The index is conducted by Thomson Reuters, the world's leading provider of intelligent information for businesses and professionals, in partnership with Dinar Standard, an Islamic markets research and advisory firm. The index is based on a set of nine metrics covering the categories of a country’s growth fundamentals, growth momentum, investment momentum and relative country risk.
The report, presented during the Global Islamic Gateway conference in Bahrain last week, has revealed that Indonesia showed the strongest growth fundamentals among the top three having the highest population (249 million, 2013) and GDP ($870 billion, 2013), while Malaysia the strongest growth and investment momentum (217 per cent FDI inflows growth 2009-13).

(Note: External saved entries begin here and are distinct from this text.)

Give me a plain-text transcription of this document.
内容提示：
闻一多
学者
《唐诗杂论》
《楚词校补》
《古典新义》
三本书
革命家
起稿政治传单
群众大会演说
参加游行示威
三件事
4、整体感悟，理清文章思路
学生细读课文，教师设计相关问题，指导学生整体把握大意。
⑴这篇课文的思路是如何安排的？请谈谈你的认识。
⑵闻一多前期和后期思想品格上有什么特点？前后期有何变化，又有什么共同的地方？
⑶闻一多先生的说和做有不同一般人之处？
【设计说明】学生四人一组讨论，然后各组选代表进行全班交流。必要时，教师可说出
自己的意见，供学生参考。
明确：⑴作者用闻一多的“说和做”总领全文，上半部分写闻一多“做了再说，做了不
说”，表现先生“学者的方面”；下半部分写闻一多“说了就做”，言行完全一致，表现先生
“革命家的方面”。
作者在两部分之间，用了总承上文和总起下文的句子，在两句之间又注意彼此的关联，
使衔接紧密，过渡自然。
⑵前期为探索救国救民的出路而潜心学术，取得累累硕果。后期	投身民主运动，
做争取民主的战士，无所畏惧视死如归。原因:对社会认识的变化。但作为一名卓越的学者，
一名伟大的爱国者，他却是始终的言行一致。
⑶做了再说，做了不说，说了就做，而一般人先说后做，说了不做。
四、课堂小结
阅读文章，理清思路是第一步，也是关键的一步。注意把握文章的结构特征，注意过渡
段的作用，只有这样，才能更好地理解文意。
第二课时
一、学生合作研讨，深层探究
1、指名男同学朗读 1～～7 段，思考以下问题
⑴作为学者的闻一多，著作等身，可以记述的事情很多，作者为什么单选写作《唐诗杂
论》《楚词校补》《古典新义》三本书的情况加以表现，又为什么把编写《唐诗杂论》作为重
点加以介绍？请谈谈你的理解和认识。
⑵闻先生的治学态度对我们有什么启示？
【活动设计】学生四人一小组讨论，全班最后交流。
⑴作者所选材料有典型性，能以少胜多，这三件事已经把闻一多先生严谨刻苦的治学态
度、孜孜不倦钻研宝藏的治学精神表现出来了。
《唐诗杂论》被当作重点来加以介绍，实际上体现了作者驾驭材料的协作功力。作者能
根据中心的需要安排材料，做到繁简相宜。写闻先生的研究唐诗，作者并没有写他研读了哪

UAE, Qatar and Saudi Arabia are the three countries from the Gulf Cooperation Council (GCC) which have made it to the top ten list. Other markets on the top 10 include Kazakhstan, Egypt, Turkey, Morocco, and Mozambique.
According to the report, the investment potential across the 57 OIC countries is “well above world average.” It added that member countries represent a combined GDP of $6.7 trillion in 2013 and are projected to grow at a higher rate of 5.4 per cent in 2015-19 than rest of the world (3.6 per cent) or BRICS nations (3.9 per cent).
"The purpose of the Islamic Growth Markets Investment Report 2015 is to present a new view of looking at investment opportunities across the OIC member countries," Dr. Sayd Farook, global head of Islamic capital market at Thomson Reuters, said in a statement.
"Focused on fast-growing consumer-driven sector clusters of food, retail, tourism, health and others, as well as government spending driven infrastructure and construction, the report addresses a gap of looking at investment opportunities across the full geographic spectrum of these growth markets and their global value chain."
The report identified the top OIC sector clusters that "provide best opportunities for sector based investment strategy." They are: Energy, food and agriculture, electronics, travel and transportation, metals, chemical and allied, plastics/rubber, textiles and related, infrastructure and construction, and health products and services.
"The top 10 clusters were identified based on the analysis of manufacturing and services sectors that are collectively the strongest across these markets. This prioritization provides investors a first look at key sectors of activity and growth potential," said the authors of the report.
Energy, says the report, is the largest OIC sector cluster by virtue of aggregate score derived from exports volume, imports and domestic consumption across OIC markets. Energy sector cluster exports were the highest within OIC worth $1.3 trillion in 2013 representing 43 per cent of global exports.
The OIC's sector of food and agriculture is the second-largest and its exports were $118 billion in 2013, representing eight per cent of global exports. Domestic demand value from food sector across OIC is the highest among all sector clusters and estimated at $974 billion, representing 16 per cent of global food consumption, the report added.
Travel and transportation is the third-largest OIC sector cluster, and its exports were $192 billion in 2013, representing six per cent of global exports.